Aborder ce mot avec un esprit d’escalier, voilà qui fait sourire et invite à la légèreté, pourquoi pas ! Il y a toutes sortes d’escalier, les somptueux et les bancales, comme les humains en somme.
Pas de grandes demeures, celles d’autrefois, châteaux ou édifices de pouvoir sans escaliers larges aux volutes élégantes. Monter l’escalier rapprochait du prince, impressionnait les petits et rehaussait les courtisans.
Escaliers royaux, escaliers républicains, grand escalier de l’Opéra avec ses gardes républicains en tenue de soldats de plomb, armée d’opérette ravie de siéger à l’Opéra, promotion réjouissante.
Escaliers de marbre, brillants comme l’ivoire trop longtemps caressé, escaliers des fastes de l’histoire que ses acteurs n’ont pu user.
Escaliers de pierre, plus tendres, aux marches incurvées par un nombre incalculables de pas, souvent théâtres de duels sans paroles où ne résonnait que le cliquetis des épées.
L’avantage revenait à celui qui se trouvait sur plus haute marche que l’adversaire, domination précaire. Marches profondes en pentes douces, montées sans efforts par les dames relevant délicatement crinoline fleurie.
Escaliers en colimaçon des tours à portes secrètes, ou encore des échafauds pour dernière ascension.
Mais quittons les escaliers à aristocratiques souvenirs, pour ceux des faux semblants, ceux du théâtre. Là on ne monte pas, on descend. L’ai-je bien descendu, clamait Mistinguett en années folles, revêtue de strass et de falbalas emplumés. Escalier décor, face au tombeau qui s’ouvre pour Don Juan refusé du ciel auquel il n‘a pas droit.
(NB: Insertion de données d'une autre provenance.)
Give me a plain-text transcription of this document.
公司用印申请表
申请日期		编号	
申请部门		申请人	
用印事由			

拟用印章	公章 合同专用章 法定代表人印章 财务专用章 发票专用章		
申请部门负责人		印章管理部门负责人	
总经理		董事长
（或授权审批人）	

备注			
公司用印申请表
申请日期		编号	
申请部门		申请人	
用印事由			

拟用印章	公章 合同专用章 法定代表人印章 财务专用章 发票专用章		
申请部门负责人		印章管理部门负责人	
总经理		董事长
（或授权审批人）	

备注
Escaliers de service pour le petit peuple au service des grands. Rengaine des pas lourds, il faut monter, descendre, en lente routine, esprit ailleurs. On s’est fâché avec l’escalier moderne des grands ensembles, alors le génie humain a inventé l’ascenseur pour lui faire la nique.
Escalier de la cave, celui-là est plus intime, en bois brut dans les demeures campagnardes, penché comme s’il allait tomber sous le poids des ans, mais ne rompant jamais, fidèle aux aïeux, à leurs héritiers et aux enfants menacés d’y descendre s’ils n’étaient pas sages.
Il est aussi l’escalier gourmand des grands-parents, où se rangeaient les pommes de terre et celles des pommiers, en tas bien alignés pour survivre tout l’hiver.
Il menait à la réserve de bois et de briquettes pour que chaleur dure pendant les frimas. Signe d’aisance, les bonnes bouteilles couvertes de poussière attendaient de revenir à la surface les jours de fête carillonnées.
Avec l’esprit d’escalier, le passé et le présent se racontent ainsi dans le désordre, au gré des souvenirs et des caprices de chacun. Mais notre vie n’est-elle pas aussi une sorte d’escalier ?
Ses marches se gravissent de l’enfance jusqu’à l’âge avancé. Escalier parfois muni de rambardes rassurantes, parfois à nu pouvant donner vertige dangereux.
Il se monte avec plus ou moins de fougue ou de peine mais ne permet pas de retour. A chacun son escalier. Heureusement, il y a des passerelles pour en changer et s’élever sur d’autres envolées avec larges vues sur l’horizon.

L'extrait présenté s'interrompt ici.